3

625 189 177
                                    

Aku memarkirkan mobil agak jauh dari area pendakian. Memang lebih aman jika memarkir sekitar seratus atau dua ratus meter dari lokasi. Aku menyandang ransel berisi segala perlengkapan mendaki. Terakhir, mengunci mobil dan berjalan ringan menuju Pos I.

Benar saja, Sasha sedang menunggu di sana sambil memainkan ponsel miliknya. Mungkin sedang berburu barang online yang sedang promo diskon besar-besaran. Langsung saja kuhampiri gadis berkuncir kuda itu.

"Ya ampun! Lo beneran datang! Gue kira lo bakal tetap mendam di rumah," seru Sasha girang saat melihatku menghampirinya.

Aku tersenyum miring. "Here i am. Lagian acara nggak penting banget." Aku merentangkan tangan, membuat Sasha tersenyum simpul.

Gadis itu keluar dari pos, menghampiriku sambil menyandang perlengkapan tasnya. Dia kemudian berterimakasih pada penjaga pos yang membolehkannya menunggu bersama mereka. Setelah memberikan beberapa lembar uang lima puluhan, kami beranjak meninggalkan pos. Mulai mendaki.

"Yang lain pada ke mana?" tanyaku, heran tak mendapati satu pun orang di depan dalam radius sepuluh meter.

"Udah duluan naik dari sejam yang lalu. Lo sih, lumayan telat," jawab Sasha santai.

Aku tertawa renyah. Sudah dapat keluar rumah dan melarikan diri saja sudah sangat bersyukur. Alhasil, hanya aku dan Sasha yang ketinggalan rombongan dan hanya akan mendaki berdua saja.

"Oh iya, memang acara apaan, sih, Ri? Segitu nggak pentingnya sampai lo bela-belain kabur?" tanya Sasha, tangannya asik menghalau ranting-ranting yang berseliweran.

Aku mendesah panjang. Berkali-kali melengos. Tak suka mengenang kejadian yang konyol dan gila tersebut. Apa aku harus memberi tahu Sasha? Eh, apa dia berkepentingan untuk tau?

"Kalau lo nggak mau jawab juga nggak apa-apa, kok," tukasnya disertai senyum hangat, as always.

Aku menggeleng pelan.
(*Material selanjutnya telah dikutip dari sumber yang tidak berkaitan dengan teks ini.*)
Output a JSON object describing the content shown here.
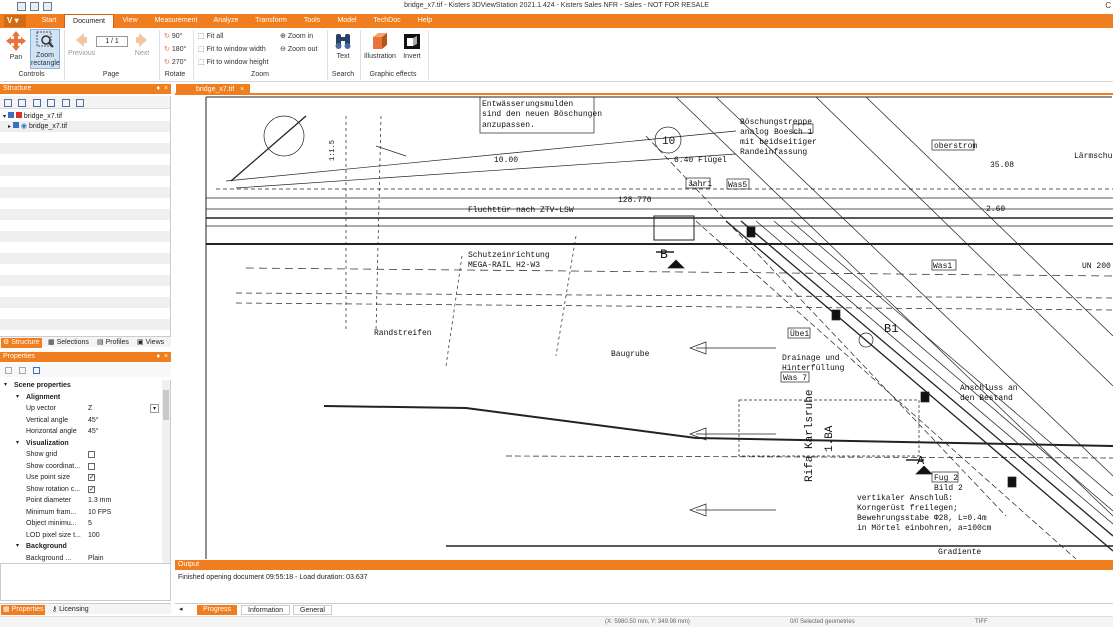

Sasha sahabatku. Mungkin memang sebenarnya dia berhak tau. Lagipula dia juga sudah berbaik hati menungguku di pos sejak satu jam yang lalu atau malah lebih.
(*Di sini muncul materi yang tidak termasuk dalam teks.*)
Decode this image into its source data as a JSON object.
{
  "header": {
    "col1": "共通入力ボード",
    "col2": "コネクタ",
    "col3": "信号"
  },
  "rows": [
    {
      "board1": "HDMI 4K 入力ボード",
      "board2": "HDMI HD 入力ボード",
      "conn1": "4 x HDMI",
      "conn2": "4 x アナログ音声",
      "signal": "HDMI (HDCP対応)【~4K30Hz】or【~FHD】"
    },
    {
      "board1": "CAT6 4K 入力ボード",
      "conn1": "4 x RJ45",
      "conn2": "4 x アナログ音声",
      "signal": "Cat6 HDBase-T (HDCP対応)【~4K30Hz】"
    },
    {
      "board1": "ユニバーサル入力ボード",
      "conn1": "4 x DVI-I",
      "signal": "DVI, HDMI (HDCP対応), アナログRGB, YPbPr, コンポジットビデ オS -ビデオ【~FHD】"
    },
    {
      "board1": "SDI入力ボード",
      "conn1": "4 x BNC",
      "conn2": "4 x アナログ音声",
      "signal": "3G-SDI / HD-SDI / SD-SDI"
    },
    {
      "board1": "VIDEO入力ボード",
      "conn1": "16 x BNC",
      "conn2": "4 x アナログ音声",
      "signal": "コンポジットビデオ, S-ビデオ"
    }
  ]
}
"Seandainya lo dijodohin sama orang yang sama sekali nggak lo kenal, lo bakalan setuju, nggak? Nerima, gitu?"

"Ya enggak, lah. Lagian zaman sekarang kok, masih senang main perjodohan. Lucu banget, nggak, sih? Udah nggak saling kenal. Apalagi kalau pemberitahuannya mendadak. Lagian kalau mau nikah kan nggak mesti lewat perjodohan," celoteh Sasha sambil tertawa garing. Lucu, menurutnya.

"Gue dijodohin. Sama bokap."

Sasha menatapku tak percaya, matanya membelalak. "Lo serius?"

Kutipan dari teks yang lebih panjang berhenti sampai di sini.